Pour certains pharmaciens, une expérience traumatisante
Titulaire d’une officine qui approvisionnait régulièrement un EHPAD, Michelle* a échappé à une sanction particulièrement lourde grâce au travail de son avocat. Sur une période de près de 10 ans, elle a accepté pour environ 32 000 euros d’avantages en nature proposés par Urgo. Particulièrement choquée par l’affaire, la procureure en charge de son cas prévoyait une sanction sévère. Une peine de prison avec sursis et une inscription au casier judiciaire B2 en plus de l'amende… Très remuée par ces poursuites, intervenues alors qu’elle s’apprêtait à prendre sa retraite, Michelle n’en parlera qu’à son mari. Encore aujourd’hui, les salariés de l’officine qu’elle dirigeait ignorent tout de ce qu’elle a vécu. « Entre l’annonce de la convocation par la DGCCRF, à l’été 2022, et la décision de justice, prononcée en septembre 2024, il s’est écoulé plus de deux ans. Pendant tout ce temps-là, on est dans le brouillard, décrit-elle. Devant l’inspecteur de la DGCCRF, je suis très nerveuse, j'ai la gorge serrée, je perds mes moyens… À chaque question qui m'est posée, je réponds laconiquement. Je suis pétrifiée et je m'en remets totalement à mon avocat, qui, heureusement m’avait accompagné ce jour-là. »

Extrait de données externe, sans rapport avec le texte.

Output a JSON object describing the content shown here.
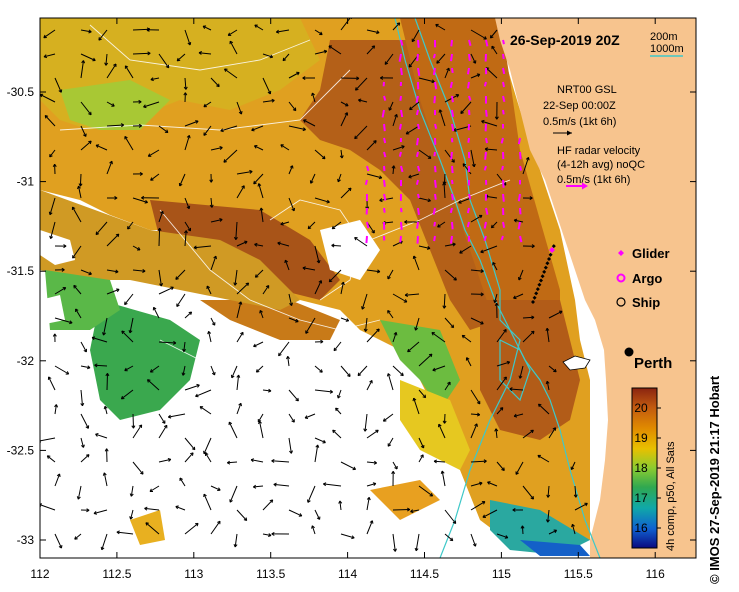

La DGCCRF est là pour protéger les consommateurs mais lesquels d'entre eux ont été pénalisés dans cette affaire ?
Une pharmacienne condamnée
L’audience au tribunal, elle, s’avère encore plus traumatisante pour la pharmacienne. « Je découvre la peine envisagée lors de l'audience. Heureusement, mon avocat met en avant que, dans des cas similaires, des pharmaciens n'ont pas écopé de peines de prison avec sursis, que rien n'a été inscrit sur leur casier. J'attends le verdict pendant une heure, à l'extérieur de la salle. À côté de moi il y a des dealers », raconte Michelle, d’une voix encore emplie d’émotion. Finalement, la procureure renoncera à la prison avec sursis et à l'inscription au casier. Le montant de l'amende, lui, est finalement plus important que prévu : 15 000 euros dont 10 000 avec sursis. « Nous avons été un peu trop naïfs de croire que tout cela était légal. Nous aurions dû refuser certes, mais nous n'avons pas fait de victimes. La DGCCRF est là pour protéger les consommateurs mais lesquels d'entre eux ont été pénalisés dans cette affaire ? », questionne aujourd’hui Michelle. Entre-temps, elle a pris sa retraite. Près de quarante ans d’exercice officinal, achevés sur cette mauvaise note. « Avoir terminé ma carrière de cette manière, entre cette affaire et le Covid, c'est cela qui me rend le plus triste », conclut la pharmacienne.